[citation][nom]thejerk[/nom]Read this: http://en.wikipedia.org/wiki/Pentium_4Intel did it for nine years while operating under AMD's superior performance after the release of the original Athlon processor. Intel released the Pentium 4, and kept pushing clock speed to keep up with AMD, until they hit a brick wall and reinvented the wheel to give us the Core architecture.[/citation]
Your "facts" are wrong. The Coppermine Pentium III generally outperformed the Athlon when it first came out, although the Athlon passed it for a while. The Northwood Pentium 4 generally outperformed the Athlon XP, and even the Athlon 64 wasn't faster than the Prescott and Presler CPUs at everything.
So, it was certainly not nine straight years, and the Athlon 64 wasn't nearly as dominant over the Pentium 4 as the Nehalem is over AMDs current stuff. There were always a decent amount of apps that the Pentium 4 was faster in, although the Athlon 64 was faster in far more(Probably 80/20).
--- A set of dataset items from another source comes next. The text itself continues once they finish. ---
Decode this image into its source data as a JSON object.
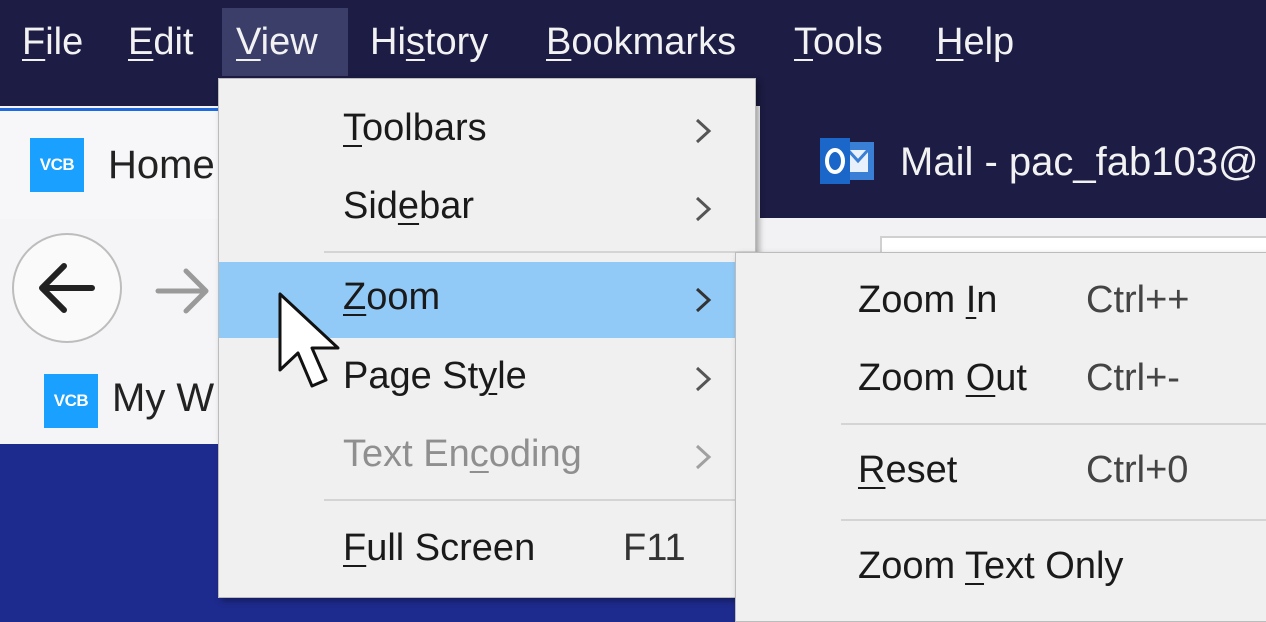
{
  "menubar": {
    "items": [
      {
        "label": "File",
        "mnemonic": "F",
        "rest": "ile"
      },
      {
        "label": "Edit",
        "mnemonic": "E",
        "rest": "dit"
      },
      {
        "label": "View",
        "mnemonic": "V",
        "rest": "iew"
      },
      {
        "label": "History",
        "pre": "Hi",
        "mnemonic": "s",
        "rest": "tory"
      },
      {
        "label": "Bookmarks",
        "mnemonic": "B",
        "rest": "ookmarks"
      },
      {
        "label": "Tools",
        "mnemonic": "T",
        "rest": "ools"
      },
      {
        "label": "Help",
        "mnemonic": "H",
        "rest": "elp"
      }
    ]
  },
  "tabs": {
    "home": {
      "favicon": "VCB",
      "title": "Home"
    },
    "mail": {
      "title": "Mail - pac_fab103@"
    }
  },
  "bookmarks": {
    "item": {
      "favicon": "VCB",
      "title": "My W"
    }
  },
  "view_menu": {
    "toolbars": {
      "pre": "",
      "mn": "T",
      "post": "oolbars"
    },
    "sidebar": {
      "pre": "Sid",
      "mn": "e",
      "post": "bar"
    },
    "zoom": {
      "pre": "",
      "mn": "Z",
      "post": "oom"
    },
    "page_style": {
      "pre": "Page St",
      "mn": "y",
      "post": "le"
    },
    "text_encoding": {
      "pre": "Text En",
      "mn": "c",
      "post": "oding"
    },
    "full_screen": {
      "pre": "",
      "mn": "F",
      "post": "ull Screen",
      "shortcut": "F11"
    }
  },
  "zoom_menu": {
    "zoom_in": {
      "pre": "Zoom ",
      "mn": "I",
      "post": "n",
      "shortcut": "Ctrl++"
    },
    "zoom_out": {
      "pre": "Zoom ",
      "mn": "O",
      "post": "ut",
      "shortcut": "Ctrl+-"
    },
    "reset": {
      "pre": "",
      "mn": "R",
      "post": "eset",
      "shortcut": "Ctrl+0"
    },
    "zoom_text_only": {
      "pre": "Zoom ",
      "mn": "T",
      "post": "ext Only"
    }
  },
  "colors": {
    "menubar": "#1c1c44",
    "highlight": "#91c9f7",
    "menu_bg": "#f0f0f0",
    "page_bg": "#1e2b8e"
  },
  "icons": [
    "back-arrow-icon",
    "forward-arrow-icon",
    "submenu-arrow-icon",
    "outlook-icon",
    "mouse-pointer-icon"
  ]
}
Also, the Conroe was NOT a reinvention of the wheel, it was an evolution from the Pentium III, via the Pentium M mobile line.
Still his whole point about using old technology is kind of strange, since the Pentium Pro came out in 1995, and is what the Nehalem is derived from. The Athlon came out four years later, so the age of the initial derivative design is clearly not the reason for the disparity in performance between the two.